Маршальша, встретившая ее несколькими годами раньше в Глазго и зажегшая в ней огонь веры в Армию спасения, предложила Бланш вступить в ряды ее ближайшего окружения. Вскоре девушка стала ее штабной помощницей и секретарем. Произведенная в капитаны в день своего двадцатиоднолетия, отныне она сопровождала своего командира во время всех ее перемещений. Благодаря одной из таких командировок в Швейцарию и пересеклись их пути с Альбеном.
В те времена Альбен Пейрон был еще курсантом Военной школы в Женеве. Призвание к общественному служению у него обнаружилось рано, почти с детских лет, и он встал под знамена «трех S», как говорили о тех, кто вступил в Армию спасения, в четырнадцатилетнем возрасте. В один из декабрьских дней 1888 года он вместе с другими учащимися его курса присутствовал на конференции с участием Маршальши. На сцене он сразу заметил молоденькую девушку в офицерской форме. Завороженная пламенной речью своей начальницы, она не видела ничего и никого вокруг.
Альбен же не спускал с нее глаз. Бланш была красива той особенной красотой – неброской, но неисчерпаемой. Он наслаждался созерцанием ее темных волос, матовой кожи, горящего взгляда из-под широкополой «Аллилуйи». Курсанты охотно посмеивались над этим претенциозным головным убором, Альбен же находил в нем изящество, особенно если он обрамлял личико со столь совершенными чертами. «Кто это?» – спросил он у своего соседа. Тот ответил, что эта девушка – штабс-капитан Руссель.
Бланш. Его Бланш.
Но та, кому предстояло стать его женой, не обращала на него ни малейшего внимания. Ни в тот самый день, ни в последующие. Альбен из кожи лез, чтобы попасться ей на пути, когда она куда-нибудь отправлялась по делам. Но безуспешно: Бланш интереса к нему не проявляла. А между тем он был хорош собой, этот высокий блондин с карими глазами. Альбен заразительно смеялся, и кровь в нем кипела.

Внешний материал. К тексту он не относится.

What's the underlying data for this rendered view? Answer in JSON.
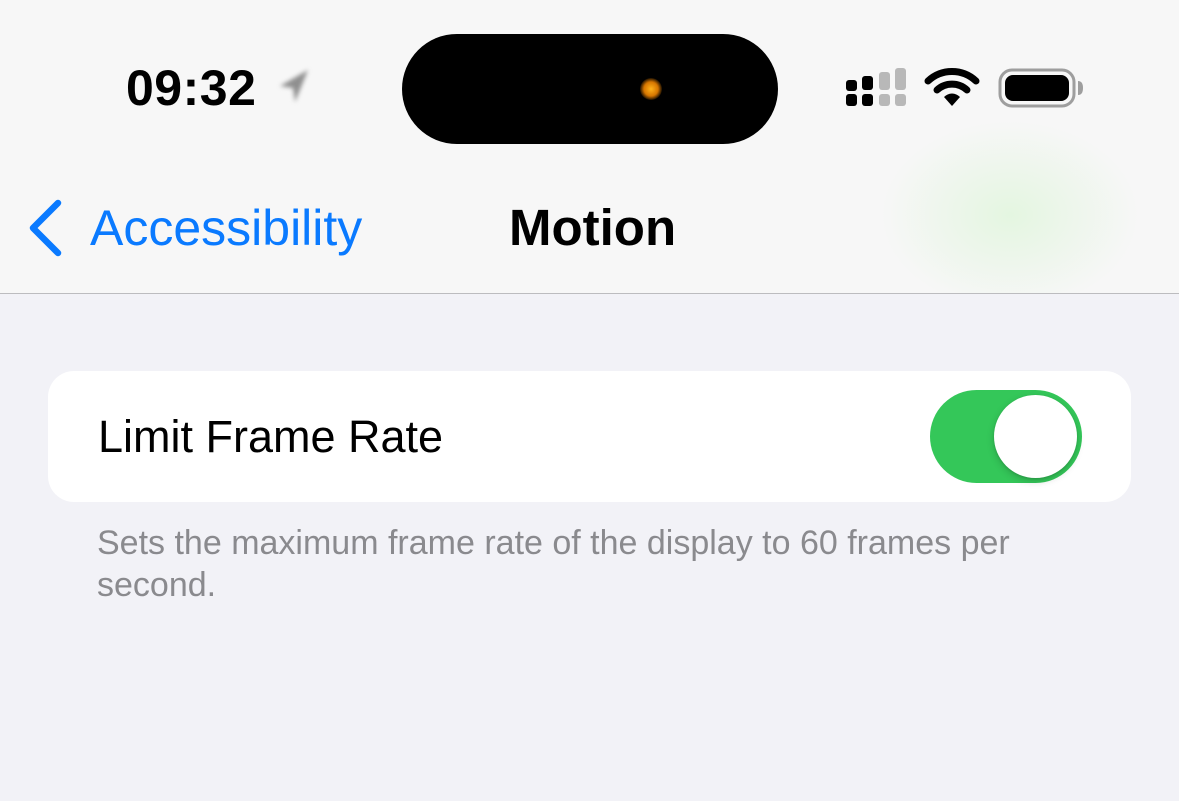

Темперамент у него был бурный, он распевал во все горло песни, устроившись на империале омнибуса, гонял во весь опор по пересеченной местности на «пенни-фартинге»[16], который отец подарил ему на восемнадцатилетие.
«Выбрось из головы, – посоветовал ему друг. – Она – не для тебя. Кажется, она уже разорвала одну помолвку с офицером. Никто ей не нужен – ни дети, ни муж. Она выбрала безбрачие».
Но вместо того чтобы отвратить от нее Альбена, слухи о девушке только разожгли его любопытство, как это бывает, когда ты все ближе и ближе подходишь к двери, которая остается закрытой. Бланш одержимая? Что ж, тем лучше. Он и сам из таких. И однажды вечером он осмелился с ней заговорить во время конференции, на которую пришел с единственной целью – с ней встретиться. «Мы сможем увидеться вновь?» – спросил он с бьющимся сердцем. Как ни удивительно, Бланш дала ему адрес, где он сможет ее найти поздно вечером. Альбен ушел, лицо его пылало. Ему хотелось петь. Каково же было его разочарование, когда выяснилось, что он приглашен не на частное свидание, а на митинг, на который она приглашала всех, с кем встречалась в тот день.